GovChime Analytics Platform
Government Contracts Intelligence
Sole engineer owning a 7-package monorepo: Express.js API, Next.js on Cloudflare Workers, SLED Admin on Cloudflare Pages, and 3 SmartSync microservices. 50+ materialized views across PostgreSQL and ClickHouse OLAP on 70M+ rows. End-to-end CI/CD pipeline with 24+ workflows (unit → integration → E2E → production deploy) on a self-hosted runner.
Key Features
- 7-package monorepo: Express.js API, Next.js frontend, SLED Admin, 3 SmartSync microservices
- Next.js on Cloudflare Workers with ISR, SLED Admin on Cloudflare Pages
- 50+ materialized views across PostgreSQL and ClickHouse OLAP on 70M+ rows
- 24+ CI/CD workflows: unit → integration → E2E → production deploy
- AI pipeline for data sanitization, contract matching, and description generation
- Stripe paywall, PostHog analytics, and self-hosted runner infrastructure
Tech Stack
Backend
Frontend
Database & OLAP
Infrastructure
AI & Dev Tools
Challenges & Solutions
Slow Analytics Queries on 70M+ Rows
Real-time aggregation queries across 70M+ rows with complex JOINs took seconds, making dashboards unusable for end users.
Designed ClickHouse OLAP integration alongside PostgreSQL with 50+ materialized views for common aggregations. Query times reduced by 100-300% — dashboards became instant.

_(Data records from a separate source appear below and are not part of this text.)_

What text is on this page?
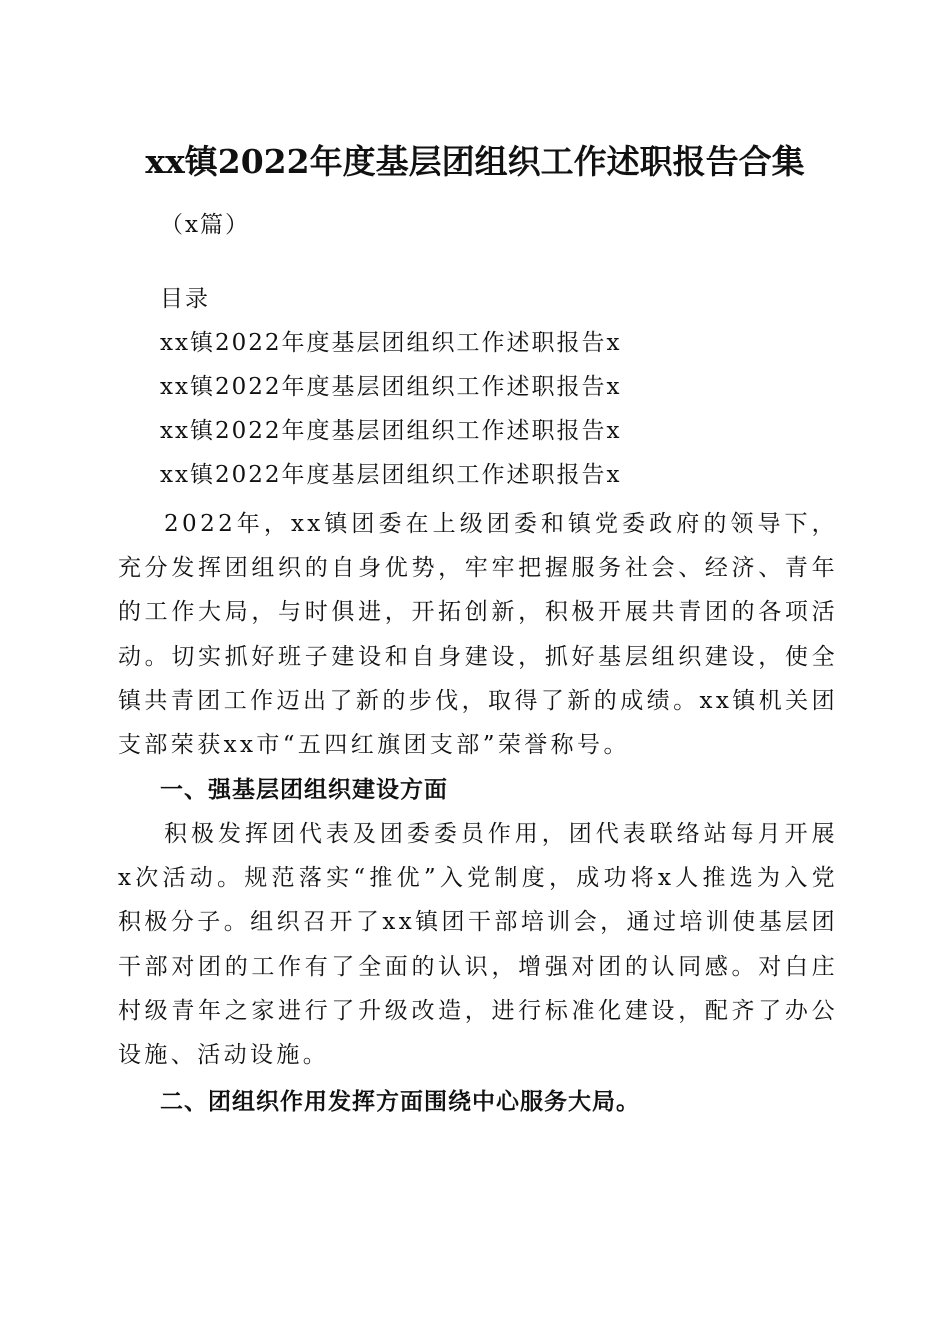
xx镇2022年度基层团组织工作述职报告合集
（x篇）
目录
xx镇2022年度基层团组织工作述职报告x
xx镇2022年度基层团组织工作述职报告x
xx镇2022年度基层团组织工作述职报告x
xx镇2022年度基层团组织工作述职报告x
2022年，xx镇团委在上级团委和镇党委政府的领导下，充分发挥团组织的自身优势，牢牢把握服务社会、经济、青年的工作大局，与时俱进，开拓创新，积极开展共青团的各项活动。切实抓好班子建设和自身建设，抓好基层组织建设，使全镇共青团工作迈出了新的步伐，取得了新的成绩。xx镇机关团支部荣获xx市“五四红旗团支部”荣誉称号。
一、强基层团组织建设方面
积极发挥团代表及团委委员作用，团代表联络站每月开展x次活动。规范落实“推优”入党制度，成功将x人推选为入党积极分子。组织召开了xx镇团干部培训会，通过培训使基层团干部对团的工作有了全面的认识，增强对团的认同感。对白庄村级青年之家进行了升级改造，进行标准化建设，配齐了办公设施、活动设施。
二、团组织作用发挥方面围绕中心服务大局。
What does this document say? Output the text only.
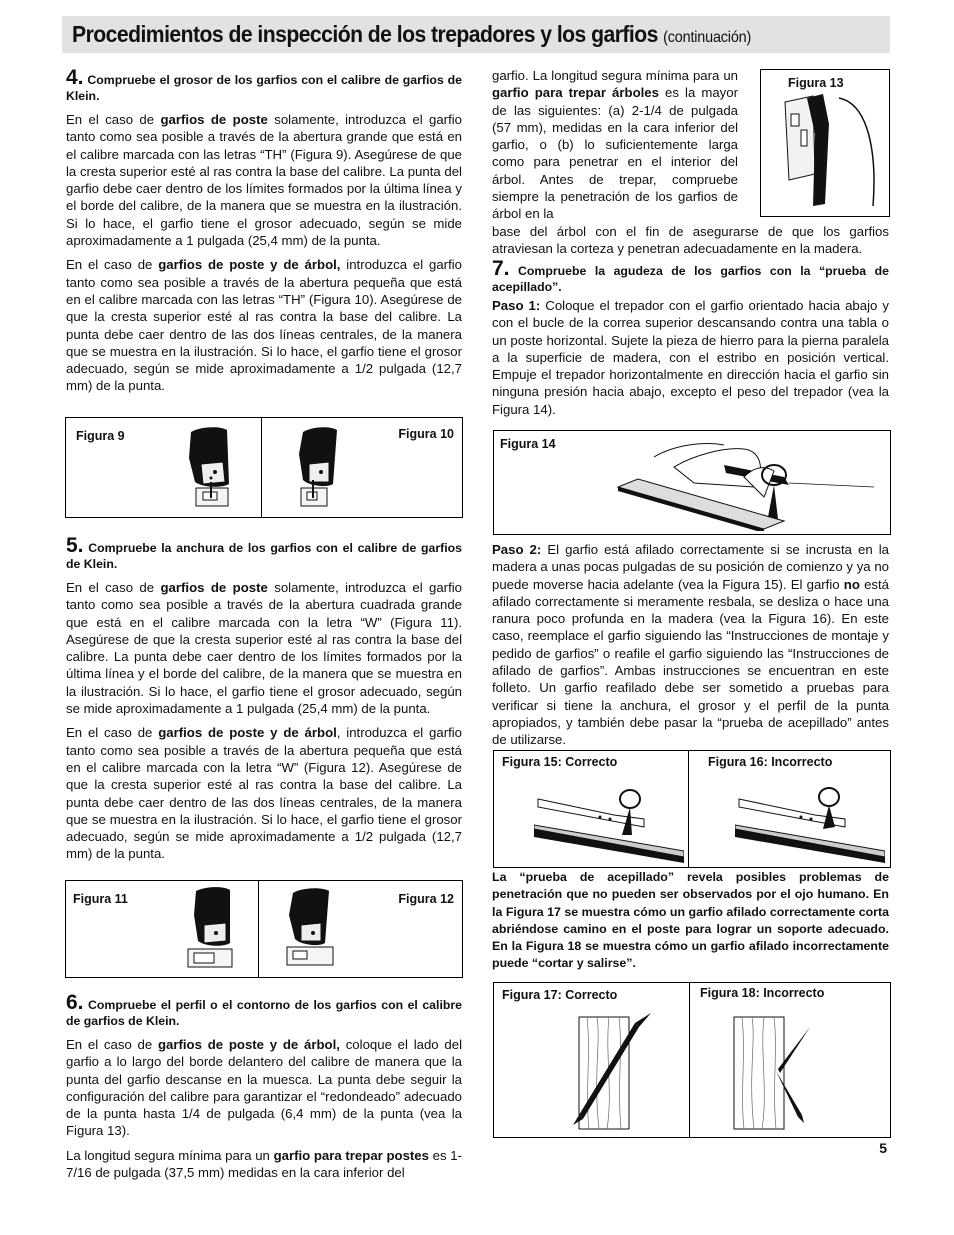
Procedimientos de inspección de los trepadores y los garfios (continuación)
4. Compruebe el grosor de los garfios con el calibre de garfios de Klein.

En el caso de garfios de poste solamente, introduzca el garfio tanto como sea posible a través de la abertura grande que está en el calibre marcada con las letras “TH” (Figura 9). Asegúrese de que la cresta superior esté al ras contra la base del calibre. La punta del garfio debe caer dentro de los límites formados por la última línea y el borde del calibre, de la manera que se muestra en la ilustración. Si lo hace, el garfio tiene el grosor adecuado, según se mide aproximadamente a 1 pulgada (25,4 mm) de la punta.

En el caso de garfios de poste y de árbol, introduzca el garfio tanto como sea posible a través de la abertura pequeña que está en el calibre marcada con las letras “TH” (Figura 10). Asegúrese de que la cresta superior esté al ras contra la base del calibre. La punta debe caer dentro de las dos líneas centrales, de la manera que se muestra en la ilustración. Si lo hace, el garfio tiene el grosor adecuado, según se mide aproximadamente a 1/2 pulgada (12,7 mm) de la punta.

Figura 9	Figura 10
5. Compruebe la anchura de los garfios con el calibre de garfios de Klein.

En el caso de garfios de poste solamente, introduzca el garfio tanto como sea posible a través de la abertura cuadrada grande que está en el calibre marcada con la letra “W” (Figura 11). Asegúrese de que la cresta superior esté al ras contra la base del calibre. La punta debe caer dentro de los límites formados por la última línea y el borde del calibre, de la manera que se muestra en la ilustración. Si lo hace, el garfio tiene el grosor adecuado, según se mide aproximadamente a 1 pulgada (25,4 mm) de la punta.

En el caso de garfios de poste y de árbol, introduzca el garfio tanto como sea posible a través de la abertura pequeña que está en el calibre marcada con la letra “W” (Figura 12). Asegúrese de que la cresta superior esté al ras contra la base del calibre. La punta debe caer dentro de las dos líneas centrales, de la manera que se muestra en la ilustración. Si lo hace, el garfio tiene el grosor adecuado, según se mide aproximadamente a 1/2 pulgada (12,7 mm) de la punta.

Figura 11	Figura 12
6. Compruebe el perfil o el contorno de los garfios con el calibre de garfios de Klein.

En el caso de garfios de poste y de árbol, coloque el lado del garfio a lo largo del borde delantero del calibre de manera que la punta del garfio descanse en la muesca. La punta debe seguir la configuración del calibre para garantizar el “redondeado” adecuado de la punta hasta 1/4 de pulgada (6,4 mm) de la punta (vea la Figura 13).

La longitud segura mínima para un garfio para trepar postes es 1-7/16 de pulgada (37,5 mm) medidas en la cara inferior del

garfio. La longitud segura mínima para un garfio para trepar árboles es la mayor de las siguientes: (a) 2-1/4 de pulgada (57 mm), medidas en la cara inferior del garfio, o (b) lo suficientemente larga como para penetrar en el interior del árbol. Antes de trepar, compruebe siempre la penetración de los garfios de árbol en la

Figura 13

base del árbol con el fin de asegurarse de que los garfios atraviesan la corteza y penetran adecuadamente en la madera.

7. Compruebe la agudeza de los garfios con la “prueba de acepillado”.

Paso 1: Coloque el trepador con el garfio orientado hacia abajo y con el bucle de la correa superior descansando contra una tabla o un poste horizontal. Sujete la pieza de hierro para la pierna paralela a la superficie de madera, con el estribo en posición vertical. Empuje el trepador horizontalmente en dirección hacia el garfio sin ninguna presión hacia abajo, excepto el peso del trepador (vea la Figura 14).

Figura 14

Paso 2: El garfio está afilado correctamente si se incrusta en la madera a unas pocas pulgadas de su posición de comienzo y ya no puede moverse hacia adelante (vea la Figura 15). El garfio no está afilado correctamente si meramente resbala, se desliza o hace una ranura poco profunda en la madera (vea la Figura 16). En este caso, reemplace el garfio siguiendo las “Instrucciones de montaje y pedido de garfios” o reafile el garfio siguiendo las “Instrucciones de afilado de garfios”. Ambas instrucciones se encuentran en este folleto. Un garfio reafilado debe ser sometido a pruebas para verificar si tiene la anchura, el grosor y el perfil de la punta apropiados, y también debe pasar la “prueba de acepillado” antes de utilizarse.

Figura 15: Correcto	Figura 16: Incorrecto

La “prueba de acepillado” revela posibles problemas de penetración que no pueden ser observados por el ojo humano. En la Figura 17 se muestra cómo un garfio afilado correctamente corta abriéndose camino en el poste para lograr un soporte adecuado. En la Figura 18 se muestra cómo un garfio afilado incorrectamente puede “cortar y salirse”.

Figura 17: Correcto	Figura 18: Incorrecto
5
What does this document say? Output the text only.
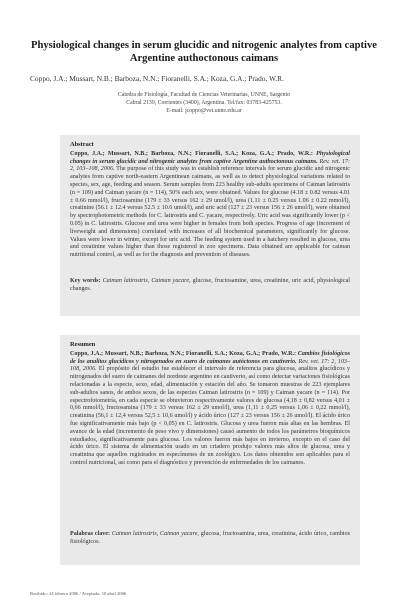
Physiological changes in serum glucidic and nitrogenic analytes from captive Argentine authoctonous caimans

Coppo, J.A.; Mussart, N.B.; Barboza, N.N.; Fioranelli, S.A.; Koza, G.A.; Prado, W.R.

Cátedra de Fisiología, Facultad de Ciencias Veterinarias, UNNE, Sargento
Cabral 2139, Corrientes (3400), Argentina. Tel/fax: 03783-425753.
E-mail: jcoppo@vet.unne.edu.ar
Abstract

Coppo, J.A.; Mussart, N.B.; Barboza, N.N.; Fioranelli, S.A.; Koza, G.A.; Prado, W.R.: Physiological changes in serum glucidic and nitrogenic analytes from captive Argentine authoctonous caimans. Rev. vet. 17: 2, 103–108, 2006. The purpose of this study was to establish reference intervals for serum glucidic and nitrogenic analytes from captive north-eastern Argentinean caimans, as well as to detect physiological variations related to species, sex, age, feeding and season. Serum samples from 223 healthy sub-adults specimens of Caiman latirostris (n = 109) and Caiman yacare (n = 114), 50% each sex, were obtained. Values for glucose (4.18 ± 0.82 versus 4.01 ± 0.66 mmol/l), fructosamine (179 ± 33 versus 162 ± 29 umol/l), urea (1.11 ± 0.25 versus 1.06 ± 0.22 mmol/l), creatinine (56.1 ± 12.4 versus 52.5 ± 10.6 umol/l), and uric acid (127 ± 23 versus 156 ± 26 umol/l), were obtained by spectrophotometric methods for C. latirostris and C. yacare, respectively. Uric acid was significantly lower (p < 0.05) in C. latirostris. Glucose and urea were higher in females from both species. Progress of age (increment of liveweight and dimensions) correlated with increases of all biochemical parameters, significantly for glucose. Values were lower in winter, except for uric acid. The feeding system used in a hatchery resulted in glucose, urea and creatinine values higher than those registered in zoo specimens. Data obtained are applicable for caiman nutritional control, as well as for the diagnosis and prevention of diseases.

Key words: Caiman latirostris, Caiman yacare, glucose, fructosamine, urea, creatinine, uric acid, physiological changes.

Resumen

Coppo, J.A.; Mussart, N.B.; Barboza, N.N.; Fioranelli, S.A.; Koza, G.A.; Prado, W.R.: Cambios fisiológicos de los analitos glucídicos y nitrogenados en suero de caimanes autóctonos en cautiverio. Rev. vet. 17: 2, 103–108, 2006. El propósito del estudio fue establecer el intervalo de referencia para glucosa, analitos glucídicos y nitrogenados del suero de caimanes del nordeste argentino en cautiverio, así como detectar variaciones fisiológicas relacionadas a la especie, sexo, edad, alimentación y estación del año. Se tomaron muestras de 223 ejemplares sub-adultos sanos, de ambos sexos, de las especies Caiman latirostris (n = 109) y Caiman yacare (n = 114). Por espectrofotometría, en cada especie se obtuvieron respectivamente valores de glucosa (4,18 ± 0,82 versus 4,01 ± 0,66 mmol/l), fructosamina (179 ± 33 versus 162 ± 29 umol/l), urea (1,11 ± 0,25 versus 1,06 ± 0,22 mmol/l), creatinina (56,1 ± 12,4 versus 52,5 ± 10,6 umol/l) y ácido úrico (127 ± 23 versus 156 ± 26 umol/l). El ácido úrico fue significativamente más bajo (p < 0,05) en C. latirostris. Glucosa y urea fueron más altas en las hembras. El avance de la edad (incremento de peso vivo y dimensiones) causó aumento de todos los parámetros bioquímicos estudiados, significativamente para glucosa. Los valores fueron más bajos en invierno, excepto en el caso del ácido úrico. El sistema de alimentación usado en un criadero produjo valores más altos de glucosa, urea y creatinina que aquellos registrados en especímenes de un zoológico. Los datos obtenidos son aplicables para el control nutricional, así como para el diagnóstico y prevención de enfermedades de los caimanes.

Palabras clave: Caiman latirostris, Caiman yacare, glucosa, fructosamina, urea, creatinina, ácido úrico, cambios fisiológicos.

Recibido: 24 febrero 2006 / Aceptado: 10 abril 2006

Multi-Service CI/CD for Sole Engineer
7 packages with interdependent builds and deploys needed reliable CI/CD without a dedicated DevOps team. Frontend ISR depends on backend being live, services must deploy atomically.
Architected 24+ GitHub Actions workflows on a self-hosted runner with dynamic port allocation, Komodo HTTP API for Docker orchestration, and a Build → Verify → Deploy pipeline ensuring frontend validates against temp backend before any production deploy.
Data Quality at Scale
Raw SamgovAPI data contained inconsistencies, missing fields and unstructured descriptions making it difficult to search and match contracts.
Built AI pipeline using LLM APIs for automated data sanitization, opportunity matching and description generation. Structured output validation ensures consistent data quality.